La parole des guerriers

Les discours préliminaires7 respectifs des guerriers qui se font face témoignent de l’état d’esprit dans lequel ils abordent leur combat, mais aussi et surtout de la façon dont chacun considère son ennemi. À cet égard, dans la plupart des cas, les propos du géant sarrasin laissent clairement voir son extrême orgueil8. Dans Florent et Octavien, Fernagu fait le siège de Paris et demande au roi Dagobert un combat singulier contre dix guerriers chrétiens. Florent relève le défi et se présente seul devant le géant qui ne fait aucun cas de lui. À la vue du chrétien, il s’adresse à sa bien-aimée Marsebille en ces termes :

Vecy ung crestïen de moult fol penssement
Qui vient tout seul a moy tournoyer ensement,
Je m’en vois contre luy savoir son convenant,
Maiz dittes moy, amie, s’il vous vient a talent,
Lequel amés plus chier : son chief ou sy present ?
(v. 2773-2777)

L’expression « fol penssement » qui apparaît au premier vers de la réplique du géant, appuyée par l’intensif « moult », cherche à insister sur la folie commise par Florent. La raison de cette qualification est révélée par le vers suivant, une relative à valeur causale, marquée par l’opposition évidente entre « tout seul » et « moy ». Tout comme Marsebille, l’on comprendra aisément l’implicite dans les affirmations de Fernagu : à l’instar du premier adversaire qu’on lui a envoyé, celui-ci n’est pas digne de lui. Le païen avait déjà fait une démonstration spectaculaire de sa force devant la Sarrasine en décapitant Garnier de Montcorentin sans avoir à combattre9. Si elle fait référence à ce dernier épisode, la question finale posée à Marsebille ne laisse pas moins apparaître un personnage sûr de la victoire.

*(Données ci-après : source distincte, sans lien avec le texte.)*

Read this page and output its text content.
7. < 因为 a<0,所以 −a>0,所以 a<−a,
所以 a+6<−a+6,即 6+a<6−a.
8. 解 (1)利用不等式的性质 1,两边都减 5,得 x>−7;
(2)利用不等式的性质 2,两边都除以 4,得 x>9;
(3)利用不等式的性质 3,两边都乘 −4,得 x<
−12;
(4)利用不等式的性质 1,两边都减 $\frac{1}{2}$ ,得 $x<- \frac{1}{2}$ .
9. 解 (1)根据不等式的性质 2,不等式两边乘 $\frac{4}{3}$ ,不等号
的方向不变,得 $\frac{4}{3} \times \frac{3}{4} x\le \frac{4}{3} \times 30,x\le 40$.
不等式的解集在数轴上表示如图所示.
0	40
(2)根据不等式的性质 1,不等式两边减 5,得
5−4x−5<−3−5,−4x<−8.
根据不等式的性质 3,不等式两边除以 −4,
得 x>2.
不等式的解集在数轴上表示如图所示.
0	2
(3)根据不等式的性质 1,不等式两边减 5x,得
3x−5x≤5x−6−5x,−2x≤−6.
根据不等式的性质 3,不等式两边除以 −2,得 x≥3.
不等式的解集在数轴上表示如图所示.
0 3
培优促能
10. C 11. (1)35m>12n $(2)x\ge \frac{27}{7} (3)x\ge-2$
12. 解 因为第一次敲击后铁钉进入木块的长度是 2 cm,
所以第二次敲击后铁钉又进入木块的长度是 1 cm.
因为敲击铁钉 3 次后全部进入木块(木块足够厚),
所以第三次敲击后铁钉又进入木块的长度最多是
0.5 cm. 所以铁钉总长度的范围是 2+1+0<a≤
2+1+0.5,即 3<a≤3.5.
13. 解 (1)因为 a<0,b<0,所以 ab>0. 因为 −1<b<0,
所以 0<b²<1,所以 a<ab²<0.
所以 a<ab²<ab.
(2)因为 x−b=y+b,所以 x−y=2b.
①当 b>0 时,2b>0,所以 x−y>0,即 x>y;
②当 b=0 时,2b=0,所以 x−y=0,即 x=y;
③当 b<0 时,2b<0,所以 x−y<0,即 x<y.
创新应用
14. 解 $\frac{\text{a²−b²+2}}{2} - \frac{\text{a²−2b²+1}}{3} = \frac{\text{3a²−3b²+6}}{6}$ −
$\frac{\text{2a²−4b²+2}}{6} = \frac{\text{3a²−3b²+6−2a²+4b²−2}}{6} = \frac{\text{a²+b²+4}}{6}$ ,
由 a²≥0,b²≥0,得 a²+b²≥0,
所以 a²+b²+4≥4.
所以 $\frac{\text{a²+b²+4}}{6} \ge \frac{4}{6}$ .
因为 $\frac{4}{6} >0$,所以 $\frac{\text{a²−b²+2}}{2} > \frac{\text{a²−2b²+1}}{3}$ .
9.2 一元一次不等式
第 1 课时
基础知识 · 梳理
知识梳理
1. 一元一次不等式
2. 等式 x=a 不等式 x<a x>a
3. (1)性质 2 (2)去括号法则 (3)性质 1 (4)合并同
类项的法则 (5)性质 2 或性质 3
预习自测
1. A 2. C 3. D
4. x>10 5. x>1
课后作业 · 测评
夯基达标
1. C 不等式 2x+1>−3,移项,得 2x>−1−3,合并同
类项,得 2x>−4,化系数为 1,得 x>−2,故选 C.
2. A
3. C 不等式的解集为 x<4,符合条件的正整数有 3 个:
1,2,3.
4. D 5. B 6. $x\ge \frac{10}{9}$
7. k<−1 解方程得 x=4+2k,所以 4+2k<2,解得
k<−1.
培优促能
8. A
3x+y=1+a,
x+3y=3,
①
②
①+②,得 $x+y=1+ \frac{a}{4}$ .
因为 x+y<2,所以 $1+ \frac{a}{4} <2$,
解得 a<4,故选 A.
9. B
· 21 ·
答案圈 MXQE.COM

Cet air de jactance du géant est confirmé à la rencontre de Florent auquel il s’adresse « par grant ourgueil » (v. 2789) et qu’il qualifie de « faulx garçon, deputaire » (v. 2790). Mais c’est à Dagobert, qui lui a « fait mesprison » (v. 2818), que le païen s’en prend réellement, car lui proposer d’affronter un enfant de quatorze ans10, c’est sans doute le tourner en ridicule et mésestimer sa force. Il promet de se venger sans délai :

(…) il a fait vers moy trop grande mesprison,
Quant il m’a pour combatre envoyé tel garçon ;
Maiz pour la foy que doy Trevagant et Mahon,
Il s’en reppentira en bien courte saison. (v. 2811-2814)

Fernagu fait la sourde oreille aux injonctions du chrétien qui le défie en combat singulier. Mais « De Florent ne tint conte ne que d’un gras monton » (v. 2820). Il prend la route de Paris qu’il compte mettre à feu et à sang11.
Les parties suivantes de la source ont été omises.